Ain­si, en zone dense, il ne sert à rien de faci­li­ter l’usage de l’automobile, car l’espace qu’on lui attri­bue est rapi­de­ment uti­li­sé et la conges­tion revient, du fait du « tra­fic induit ». L’inverse est éga­le­ment vrai : quand on réduit la capa­ci­té de la voi­rie, le tra­fic se contracte et un nou­vel équi­libre s’installe, la conges­tion res­tant glo­ba­le­ment la même. « Ce n’est pas seule­ment une théo­rie, mais un constat, maintes fois véri­fié sur des dizaines de cas dans le monde, y com­pris lors de la fer­me­ture de la voie sur berge à Paris », explique Fré­dé­ric Héran, éco­no­miste des trans­ports et urba­niste à l’université de Lille. « Cela signi­fie que les gens s’adaptent, notam­ment en cher­chant à uti­li­ser d’autres modes ».

L’espace étant par­ti­cu­liè­re­ment rare en milieu urbain, un équi­libre entre la demande de dépla­ce­ment en voi­ture et l’offre d’espace for­cé­ment limi­tée s’établit en per­ma­nence. « Dès que les embou­teillages s’intensifient, cer­tains finissent par renon­cer à prendre leur voi­ture et essaient d’autres solu­tions ». La logique s’applique au sta­tion­ne­ment dans les villes. La pro­ba­bi­li­té de trou­ver aisé­ment une place à des­ti­na­tion influence for­te­ment le choix de s’y rendre ou non en voi­ture. Résul­tat : plus on pro­pose du sta­tion­ne­ment, plus on aura de voi­tures… Et inversement.

Ce tra­fic nou­veau sus­ci­té par l’offre de nou­velles pos­si­bi­li­tés consti­tue un enjeu essen­tiel pour la mobi­li­té durable. L’action sur l’offre de trans­ports est en effet un levier très impor­tant pour orien­ter les dépla­ce­ments dans le sens d’un déve­lop­pe­ment durable. « Il faut dans ce domaine une offre attrac­tive, un saut qua­li­ta­tif impor­tant dans l’offre des mobi­li­tés alter­na­tives pour créer une nou­velle demande, celle du report modal », sou­ligne ain­si Juliette Wal­ckiers, spé­cia­liste de la mobi­li­té durable.
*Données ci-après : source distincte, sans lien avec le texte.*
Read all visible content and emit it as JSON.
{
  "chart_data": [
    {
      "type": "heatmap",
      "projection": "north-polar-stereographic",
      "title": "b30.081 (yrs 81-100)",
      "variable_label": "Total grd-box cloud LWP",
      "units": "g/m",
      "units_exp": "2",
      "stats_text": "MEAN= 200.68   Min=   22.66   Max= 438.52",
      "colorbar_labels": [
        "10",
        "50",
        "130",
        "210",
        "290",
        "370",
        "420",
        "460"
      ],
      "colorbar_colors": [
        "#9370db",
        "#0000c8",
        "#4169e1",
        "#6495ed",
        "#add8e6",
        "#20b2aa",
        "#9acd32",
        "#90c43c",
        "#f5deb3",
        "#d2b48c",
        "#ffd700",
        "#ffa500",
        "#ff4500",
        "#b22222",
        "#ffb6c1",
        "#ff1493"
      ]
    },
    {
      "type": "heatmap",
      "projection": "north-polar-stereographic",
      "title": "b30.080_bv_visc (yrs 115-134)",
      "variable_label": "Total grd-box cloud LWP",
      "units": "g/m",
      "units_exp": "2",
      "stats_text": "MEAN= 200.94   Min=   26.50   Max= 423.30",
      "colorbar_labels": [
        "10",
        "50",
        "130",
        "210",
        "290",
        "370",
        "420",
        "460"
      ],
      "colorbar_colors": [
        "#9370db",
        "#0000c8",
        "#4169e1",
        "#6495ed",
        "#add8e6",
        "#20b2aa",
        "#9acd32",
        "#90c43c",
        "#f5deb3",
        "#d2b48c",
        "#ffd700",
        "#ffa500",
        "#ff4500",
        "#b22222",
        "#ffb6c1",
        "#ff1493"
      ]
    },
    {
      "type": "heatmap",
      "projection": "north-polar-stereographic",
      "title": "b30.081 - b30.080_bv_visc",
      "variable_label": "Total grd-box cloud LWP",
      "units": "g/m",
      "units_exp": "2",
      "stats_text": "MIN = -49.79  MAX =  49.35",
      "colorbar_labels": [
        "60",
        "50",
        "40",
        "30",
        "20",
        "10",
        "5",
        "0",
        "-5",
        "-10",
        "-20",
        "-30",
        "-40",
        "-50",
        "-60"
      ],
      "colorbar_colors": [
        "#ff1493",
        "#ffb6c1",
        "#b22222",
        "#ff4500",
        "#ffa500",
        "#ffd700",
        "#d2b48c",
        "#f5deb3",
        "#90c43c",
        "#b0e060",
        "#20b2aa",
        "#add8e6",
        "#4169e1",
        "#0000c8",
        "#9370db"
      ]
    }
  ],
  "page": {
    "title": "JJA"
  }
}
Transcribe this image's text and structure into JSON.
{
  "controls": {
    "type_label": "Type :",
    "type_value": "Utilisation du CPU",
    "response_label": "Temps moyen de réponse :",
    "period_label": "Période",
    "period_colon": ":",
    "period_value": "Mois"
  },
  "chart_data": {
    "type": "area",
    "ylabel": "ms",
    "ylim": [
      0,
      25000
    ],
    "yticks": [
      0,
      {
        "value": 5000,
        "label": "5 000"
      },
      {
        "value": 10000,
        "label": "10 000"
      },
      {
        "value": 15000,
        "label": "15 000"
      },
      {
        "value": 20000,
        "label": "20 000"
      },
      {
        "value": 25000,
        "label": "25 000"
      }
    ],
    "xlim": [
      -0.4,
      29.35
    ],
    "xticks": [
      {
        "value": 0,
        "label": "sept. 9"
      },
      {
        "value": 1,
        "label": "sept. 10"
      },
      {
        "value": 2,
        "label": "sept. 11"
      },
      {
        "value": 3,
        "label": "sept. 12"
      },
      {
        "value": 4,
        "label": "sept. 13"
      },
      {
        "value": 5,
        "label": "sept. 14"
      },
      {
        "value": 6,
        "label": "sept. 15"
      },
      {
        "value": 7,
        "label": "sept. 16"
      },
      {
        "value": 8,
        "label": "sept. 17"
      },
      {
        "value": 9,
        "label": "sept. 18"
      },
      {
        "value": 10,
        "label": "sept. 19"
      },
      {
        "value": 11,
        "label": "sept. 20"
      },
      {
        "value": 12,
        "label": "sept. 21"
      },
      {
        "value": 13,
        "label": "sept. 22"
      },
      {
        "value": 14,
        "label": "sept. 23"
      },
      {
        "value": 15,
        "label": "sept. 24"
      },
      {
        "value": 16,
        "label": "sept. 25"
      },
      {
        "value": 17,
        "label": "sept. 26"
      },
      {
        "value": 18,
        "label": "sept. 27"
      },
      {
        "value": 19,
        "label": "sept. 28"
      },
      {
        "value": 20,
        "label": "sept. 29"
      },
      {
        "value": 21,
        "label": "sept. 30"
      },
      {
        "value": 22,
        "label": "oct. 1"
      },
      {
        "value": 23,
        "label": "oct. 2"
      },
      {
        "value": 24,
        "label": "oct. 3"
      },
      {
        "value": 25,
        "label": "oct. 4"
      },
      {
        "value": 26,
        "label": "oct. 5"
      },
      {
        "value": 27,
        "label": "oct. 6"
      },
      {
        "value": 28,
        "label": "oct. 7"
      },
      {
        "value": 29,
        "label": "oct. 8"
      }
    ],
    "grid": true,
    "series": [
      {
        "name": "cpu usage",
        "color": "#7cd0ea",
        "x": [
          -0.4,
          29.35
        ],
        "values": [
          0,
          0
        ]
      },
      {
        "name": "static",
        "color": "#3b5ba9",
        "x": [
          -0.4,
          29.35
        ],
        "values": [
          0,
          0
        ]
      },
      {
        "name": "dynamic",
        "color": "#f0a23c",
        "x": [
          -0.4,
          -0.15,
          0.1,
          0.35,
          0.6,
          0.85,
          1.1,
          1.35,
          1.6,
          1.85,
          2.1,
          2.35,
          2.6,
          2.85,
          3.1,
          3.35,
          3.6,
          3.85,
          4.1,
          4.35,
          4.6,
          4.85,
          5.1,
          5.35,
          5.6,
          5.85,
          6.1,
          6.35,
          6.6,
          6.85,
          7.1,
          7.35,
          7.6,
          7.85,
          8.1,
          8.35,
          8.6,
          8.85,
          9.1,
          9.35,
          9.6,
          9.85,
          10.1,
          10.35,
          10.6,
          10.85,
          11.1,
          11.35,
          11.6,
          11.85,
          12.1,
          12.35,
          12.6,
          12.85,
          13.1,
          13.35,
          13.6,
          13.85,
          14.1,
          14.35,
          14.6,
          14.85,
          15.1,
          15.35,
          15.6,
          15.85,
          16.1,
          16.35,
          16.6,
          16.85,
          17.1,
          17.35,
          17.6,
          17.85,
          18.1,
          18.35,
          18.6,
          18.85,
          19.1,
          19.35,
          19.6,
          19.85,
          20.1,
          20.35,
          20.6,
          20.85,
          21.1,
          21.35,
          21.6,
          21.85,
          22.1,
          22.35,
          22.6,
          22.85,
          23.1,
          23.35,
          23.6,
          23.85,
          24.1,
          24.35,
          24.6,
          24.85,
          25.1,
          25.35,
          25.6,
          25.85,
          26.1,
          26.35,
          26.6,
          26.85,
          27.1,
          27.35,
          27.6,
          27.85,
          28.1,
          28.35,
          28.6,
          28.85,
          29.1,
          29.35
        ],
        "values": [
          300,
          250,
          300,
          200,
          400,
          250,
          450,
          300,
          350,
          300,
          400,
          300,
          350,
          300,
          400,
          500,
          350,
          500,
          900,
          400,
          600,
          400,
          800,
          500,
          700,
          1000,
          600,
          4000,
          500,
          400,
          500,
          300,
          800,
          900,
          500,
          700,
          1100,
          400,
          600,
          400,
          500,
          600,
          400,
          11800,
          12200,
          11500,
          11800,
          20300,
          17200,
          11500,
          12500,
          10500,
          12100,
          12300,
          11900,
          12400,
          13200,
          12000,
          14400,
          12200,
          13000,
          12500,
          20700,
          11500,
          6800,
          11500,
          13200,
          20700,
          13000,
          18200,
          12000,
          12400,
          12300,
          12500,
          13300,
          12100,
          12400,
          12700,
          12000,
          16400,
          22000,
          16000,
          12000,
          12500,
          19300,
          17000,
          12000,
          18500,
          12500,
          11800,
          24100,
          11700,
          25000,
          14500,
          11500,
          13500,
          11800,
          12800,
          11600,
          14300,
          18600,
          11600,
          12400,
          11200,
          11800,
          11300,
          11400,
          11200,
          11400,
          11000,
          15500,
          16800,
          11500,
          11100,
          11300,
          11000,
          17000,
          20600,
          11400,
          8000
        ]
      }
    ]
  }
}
Dans cette logique, le déve­lop­pe­ment des trans­ports publics passe avant tout par une offre attrac­tive : moder­ni­té, confort, vitesse, fré­quence et ampli­tude de ser­vices, sta­bi­li­té des horaires, tarifs… C’est la condi­tion pour déclen­cher un chan­ge­ment de com­por­te­ment et d’habitudes.

Ce prin­cipe s’applique aus­si au déve­lop­pe­ment des mobi­li­tés douces et en par­ti­cu­lier du vélo : la pré­sence de pistes cyclables denses et sécu­ri­sées aug­mente méca­ni­que­ment la part de ce mode de dépla­ce­ment. Selon Fré­dé­ric Héran, de tels amé­na­ge­ments font même d’une pierre deux coups : tout en sécu­ri­sant les dépla­ce­ments à vélo, ils contri­buent à prendre de la place à la voi­ture et à modé­rer le tra­fic. Dans Paris intra-muros, depuis le début des années 1990, la vitesse moyenne des voi­tures est ain­si pas­sée de 21 km/h à 14 km/h, le tra­fic auto­mo­bile a presque chu­té de moi­tié, et la pra­tique du vélo a décu­plé. Des chan­ge­ments par­fois radi­caux sont pos­sibles en matière de mobi­li­té. Il faut pour cela action­ner les bons leviers et don­ner aux Fran­çais les moyens de trans­for­mer leurs habitudes.